CMSC 671
Artificial Intelligence -- Fall 2010
HOMEWORK TWO
out 9/22/10 due 10/13/10
As always, this assignment must be turned in as a hardcopy.
You may either typeset your solution or handwrite them neatly.
PART I. Constraint Satisfaction (50 pts.)
In this question, you will be solving a map-coloring problem. In
this
domain, each of the regions on a map must be colored either black, gray,
or
red. The regions
must be colored in such a way that no adjacent regions are the same
color.
Two regions are considered to be adjacent if they touch along an
edge.
(Two regions that touch only at a corner are not adjacent.) Here
is
the map that you'll be using for all of the questions in this section:
1. Backtracking search (15 pts)
Suppose you decide to use simple backtracking search to find a solution
to
this constraint satisfaction problem. The variable ordering
heuristic
you use is simply to instantiate the variables in numbered order.
The
value ordering heuristic is to consider the values in the order black,
gray,
red. You can use any reasonable shorthand to indicate the
instantiations
(e.g., "1=B" can mean region 1 is instantiated to the color black).
(a) Show the complete search tree, circling the solution node, if
one
is found.
(b) Show the final coloring, if one is found, on the map above or on
a copy of the map.
(c) How many variable instantiations (search steps) are tried by
this
search method?
2. Forward checking (20 pts)
Now suppose we use forward checking to eliminate illegal values from
the
domains of uninstantiated variables. (Recall that in forward
checking,
only the constraints immediately connected to instantiated variables are
checked.) Furthermore, suppose we use a variable ordering
heuristic
that chooses the variable with the fewest legal instantiations remaining
to instantiate next. If more than one such variable exists, the
one
earlier in the numbered order is selected. The same value ordering
heuristic is used as in backtracking search (i.e., consider first black,
then gray, then red).
(a) Show the complete search tree for forward checking search.
At
each node, show the remaining legal values for the uninstantiated
variables.
For example, at the first node below the root, only region 1 will be
colored,
so you should indicate the legal values for variables 2, 3, 4, and
5.
Continue until your search finds a solution or fails.
(b) Show the final coloring, if one is found, on a copy of the map
above.
(c) How many variable instantiations are tried by this search
method?
3. Solution spaces (15 pts)
(a) How large is the search space for this problem?
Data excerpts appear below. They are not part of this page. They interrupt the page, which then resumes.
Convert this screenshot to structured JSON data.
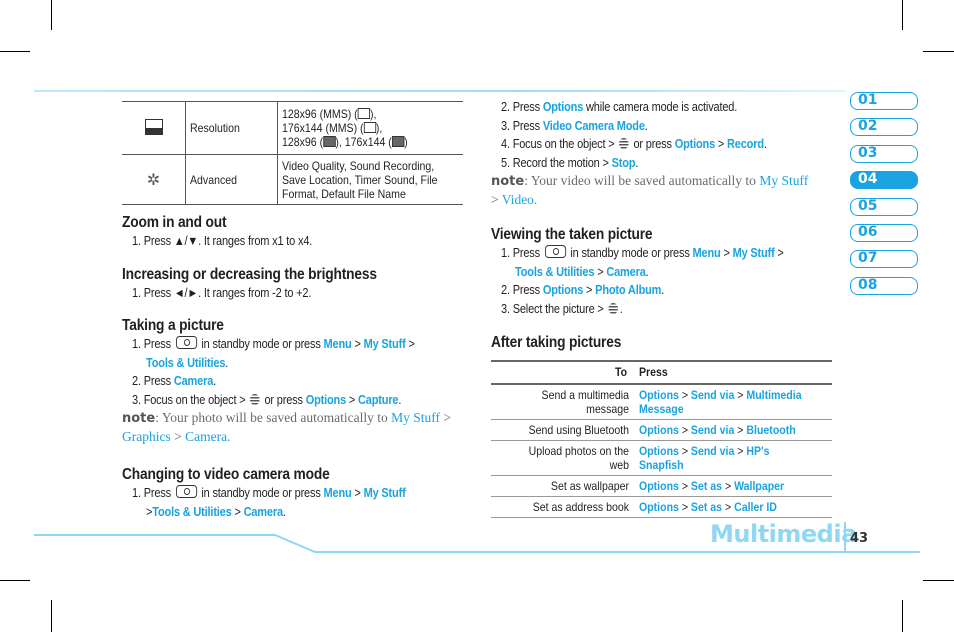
{
  "options_table": {
    "rows": [
      {
        "icon": "size-icon",
        "name": "Resolution",
        "lines": [
          "128x96 (MMS) (",
          "), ",
          "176x144 (MMS) (",
          "), ",
          "128x96 (",
          "), 176x144 (",
          ")"
        ]
      },
      {
        "icon": "gear-icon",
        "name": "Advanced",
        "lines": [
          "Video Quality, Sound Recording,",
          "Save Location, Timer Sound, File",
          "Format, Default File Name"
        ]
      }
    ]
  },
  "left": {
    "zoom": {
      "title": "Zoom in and out",
      "step1": "1. Press ▲/▼. It ranges from x1 to x4."
    },
    "brightness": {
      "title": "Increasing or decreasing the brightness",
      "step1": "1. Press ◄/►. It ranges from -2 to +2."
    },
    "taking": {
      "title": "Taking a picture",
      "s1a": "1. Press",
      "s1b": "in standby mode or press",
      "menu": "Menu",
      "gt": ">",
      "mystuff": "My Stuff",
      "tools": "Tools & Utilities",
      "s2": "2. Press",
      "camera": "Camera",
      "s3a": "3. Focus on the object >",
      "s3b": "or press",
      "options": "Options",
      "capture": "Capture",
      "note_label": "note",
      "note_text": ": Your photo will be saved automatically to",
      "note_l1": "My Stuff",
      "note_l2": "Graphics",
      "note_l3": "Camera."
    },
    "video": {
      "title": "Changing to video camera mode",
      "s1a": "1. Press",
      "s1b": "in standby mode or press",
      "menu": "Menu",
      "mystuff": "My Stuff",
      "tools": "Tools & Utilities",
      "camera": "Camera"
    }
  },
  "right": {
    "video_cont": {
      "s2a": "2. Press",
      "options": "Options",
      "s2b": "while camera mode is activated.",
      "s3a": "3. Press",
      "vcm": "Video Camera Mode",
      "s4a": "4. Focus on the object >",
      "s4b": "or press",
      "record": "Record",
      "s5a": "5. Record the motion >",
      "stop": "Stop",
      "note_label": "note",
      "note_text": ": Your video will be saved automatically to",
      "note_l1": "My Stuff",
      "note_l2": "Video."
    },
    "viewing": {
      "title": "Viewing the taken picture",
      "s1a": "1. Press",
      "s1b": "in standby mode or press",
      "menu": "Menu",
      "mystuff": "My Stuff",
      "tools": "Tools & Utilities",
      "camera": "Camera",
      "s2a": "2. Press",
      "options": "Options",
      "album": "Photo Album",
      "s3a": "3. Select the picture >"
    },
    "after": {
      "title": "After taking pictures",
      "header": {
        "to": "To",
        "press": "Press"
      },
      "rows": [
        {
          "to": "Send a multimedia message",
          "press": [
            "Options",
            "Send via",
            "Multimedia Message"
          ]
        },
        {
          "to": "Send using Bluetooth",
          "press": [
            "Options",
            "Send via",
            "Bluetooth"
          ]
        },
        {
          "to": "Upload photos on the web",
          "press": [
            "Options",
            "Send via",
            "HP's Snapfish"
          ]
        },
        {
          "to": "Set as wallpaper",
          "press": [
            "Options",
            "Set as",
            "Wallpaper"
          ]
        },
        {
          "to": "Set as address book",
          "press": [
            "Options",
            "Set as",
            "Caller ID"
          ]
        }
      ]
    }
  },
  "chapters": {
    "items": [
      "01",
      "02",
      "03",
      "04",
      "05",
      "06",
      "07",
      "08"
    ],
    "active": "04",
    "accent": "#1aa3e0"
  },
  "footer": {
    "section": "Multimedia",
    "page": "43"
  }
}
That
is,
how many different colorings, legal or illegal, are there for the blank
map shown above?
(b) For this map, how many different solutions (legal
colorings)
are there?
PART II. Game Playing (50 pts)
Recall the game of Nim that we played in class. Initially, there are k
piles, each containing nk sticks. Two
players
alternate turns, and at each turn the current player removes any
positive
number of sticks from one of the piles. At least one stick
must
be removed during a turn. The last player to remove a stick loses.
We
will represent a state in this game as a k+1-tuple:
[s1 ... sk p],
where si is in the interval [0,nk], and represents
the
number of sticks remaining in pile i; and p is either A or
B,
representing which player's move is next.
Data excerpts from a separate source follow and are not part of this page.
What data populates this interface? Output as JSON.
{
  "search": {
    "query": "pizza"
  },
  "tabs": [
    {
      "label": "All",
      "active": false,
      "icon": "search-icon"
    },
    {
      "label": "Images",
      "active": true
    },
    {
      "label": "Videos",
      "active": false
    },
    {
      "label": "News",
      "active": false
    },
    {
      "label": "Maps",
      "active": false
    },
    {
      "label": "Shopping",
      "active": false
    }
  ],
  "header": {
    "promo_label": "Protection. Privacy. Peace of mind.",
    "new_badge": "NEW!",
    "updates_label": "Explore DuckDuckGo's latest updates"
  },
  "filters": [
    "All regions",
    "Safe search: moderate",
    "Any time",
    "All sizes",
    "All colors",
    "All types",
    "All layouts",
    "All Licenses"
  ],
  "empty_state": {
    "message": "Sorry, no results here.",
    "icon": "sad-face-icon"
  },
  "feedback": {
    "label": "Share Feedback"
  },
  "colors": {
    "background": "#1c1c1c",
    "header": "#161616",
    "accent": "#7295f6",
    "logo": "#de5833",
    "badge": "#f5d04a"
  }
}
For those problem, you will be considering Nim211, a variation of Nim
with
three piles: one containing two sticks and the others each containing
one
stick. Player A goes first, so the initial state is [211A].
1. Game Tree (15 points)
Draw the complete game tree for Nim32. The left-to-right
order
of actions taken should always be: remove 1 stick from pile 1,
remove
2 sticks from pile 1, remove 1 stick from pile 2, remove 1 stick
from
pile 3. (Obviously you should only have branches for actions that
are
legal in a particular state.) We will ignore the issue of repeated
states for this problem, so it's OK if a state appears in more than one
place
in your tree.
2. Minimax and Alpha-Beta (15 points)
(a) Mark the terminal nodes in the game tree you drew for
Question
II.1 with their utility values, using +1 to indicate a win for A (MAX),
and
-1 to indicate a win for B
(MIN).
(b) Annotate each of the nodes in the tree with its backed-up
minimax
value.
(c) Circle the nodes that would be pruned by alpha-beta pruning
using
depth-first (left-to-right) search. (You should assume that the alpha
values
are initialized to -1, rather than -infinity, and that the beta values
are
initialized to +1, rather than +infinity.)
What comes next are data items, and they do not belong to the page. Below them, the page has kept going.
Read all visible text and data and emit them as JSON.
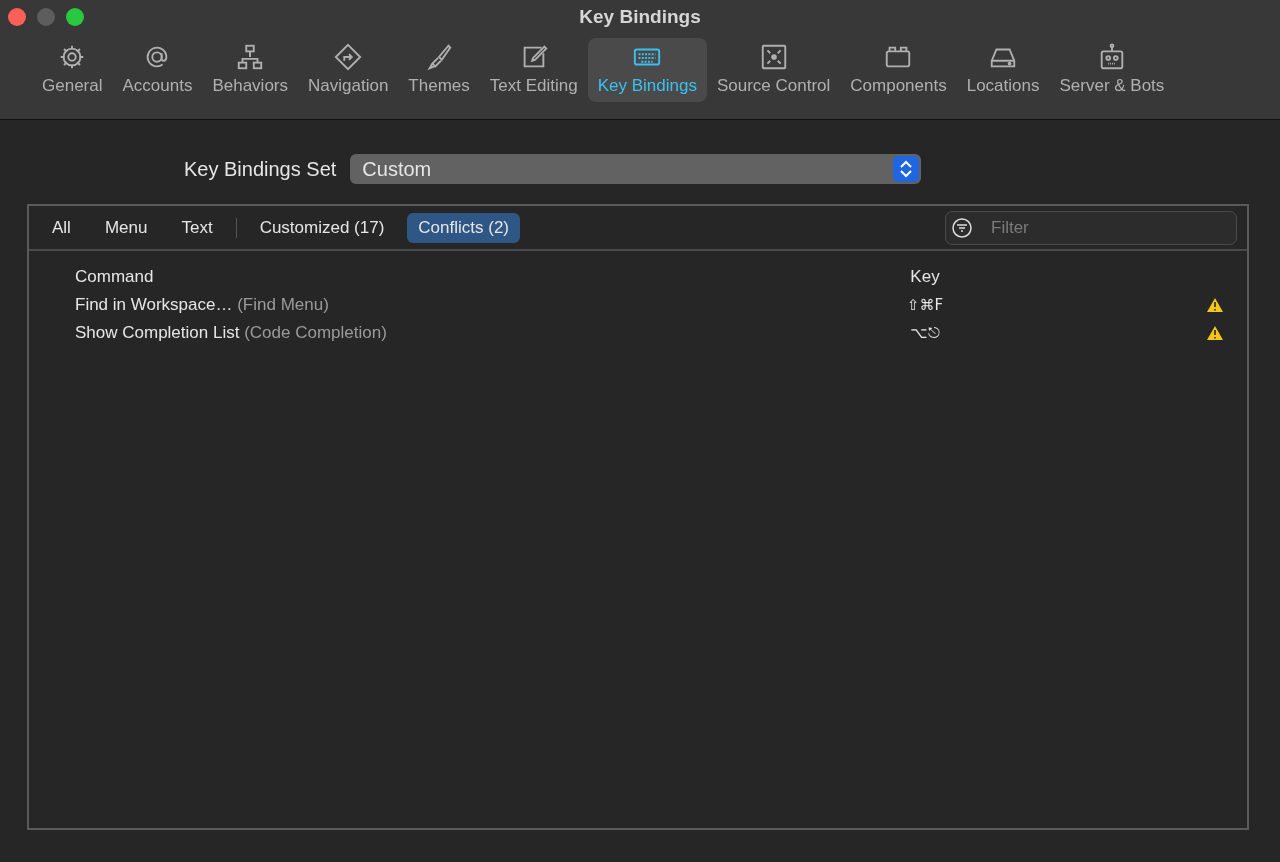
{
  "window": {
    "title": "Key Bindings"
  },
  "toolbar": [
    {
      "label": "General",
      "selected": false
    },
    {
      "label": "Accounts",
      "selected": false
    },
    {
      "label": "Behaviors",
      "selected": false
    },
    {
      "label": "Navigation",
      "selected": false
    },
    {
      "label": "Themes",
      "selected": false
    },
    {
      "label": "Text Editing",
      "selected": false
    },
    {
      "label": "Key Bindings",
      "selected": true
    },
    {
      "label": "Source Control",
      "selected": false
    },
    {
      "label": "Components",
      "selected": false
    },
    {
      "label": "Locations",
      "selected": false
    },
    {
      "label": "Server & Bots",
      "selected": false
    }
  ],
  "key_bindings_set": {
    "label": "Key Bindings Set",
    "value": "Custom"
  },
  "filters": [
    {
      "label": "All",
      "selected": false
    },
    {
      "label": "Menu",
      "selected": false
    },
    {
      "label": "Text",
      "selected": false
    },
    {
      "label": "Customized (17)",
      "selected": false
    },
    {
      "label": "Conflicts (2)",
      "selected": true
    }
  ],
  "search": {
    "placeholder": "Filter"
  },
  "table": {
    "columns": [
      "Command",
      "Key"
    ],
    "rows": [
      {
        "command": "Find in Workspace…",
        "context": "(Find Menu)",
        "key": "⇧⌘F",
        "conflict": true
      },
      {
        "command": "Show Completion List",
        "context": "(Code Completion)",
        "key": "⌥⎋",
        "conflict": true
      }
    ]
  }
}
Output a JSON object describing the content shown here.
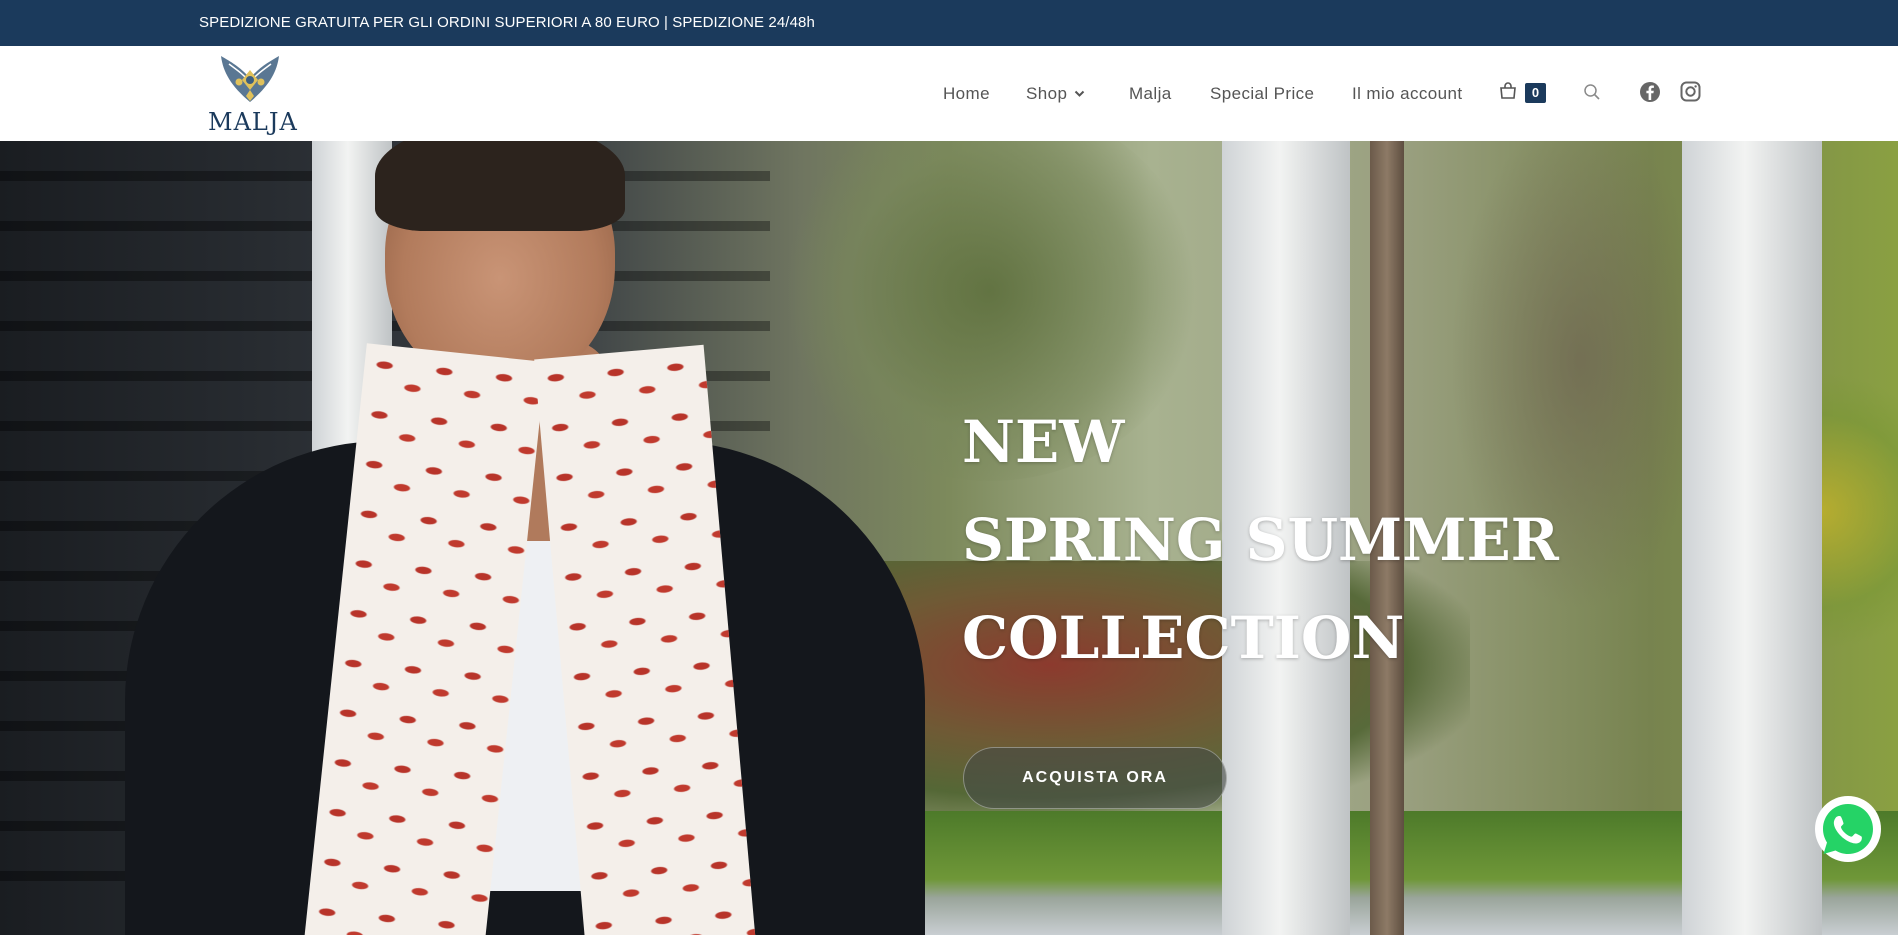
{
  "topbar": {
    "announcement": "SPEDIZIONE GRATUITA PER GLI ORDINI SUPERIORI A 80 EURO | SPEDIZIONE 24/48h"
  },
  "brand": {
    "name": "MALJA",
    "primary_color": "#1b3a5c"
  },
  "nav": {
    "items": [
      {
        "label": "Home",
        "icon": null
      },
      {
        "label": "Shop",
        "icon": "chevron-down-icon"
      },
      {
        "label": "Malja",
        "icon": null
      },
      {
        "label": "Special Price",
        "icon": null
      },
      {
        "label": "Il mio account",
        "icon": null
      }
    ],
    "cart": {
      "icon": "shopping-bag-icon",
      "count": "0"
    },
    "search_icon": "search-icon",
    "social": [
      "facebook-icon",
      "instagram-icon"
    ]
  },
  "hero": {
    "title_lines": [
      "NEW",
      "SPRING SUMMER",
      "COLLECTION"
    ],
    "cta_label": "ACQUISTA ORA"
  },
  "widgets": {
    "whatsapp_icon": "whatsapp-icon",
    "whatsapp_color": "#25d366"
  }
}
3. Expectiminimax (20 pts)
Now suppose that each player only gets to choose which pile to draw
from,
but not how many sticks to remove. Instead, the number of sticks
removed
is a random integer in the interval [0, sk]. For
example,
if the player chooses pile 2 and there are two sticks remaining in pile
2,
then with probability 1/3, no sticks are removed; with probability 1/3,
one
stick is removed; and with probabiity 1/3, two sticks are removed.
Draw the 2-ply expectiminimax tree (i.e., one move for each player).
Use
the expectiminimax tree to back up the expected, max, and min values at
each
node. For the static evaluation function, use the (backed-up)
utility
values from the game tree you generated in II.2.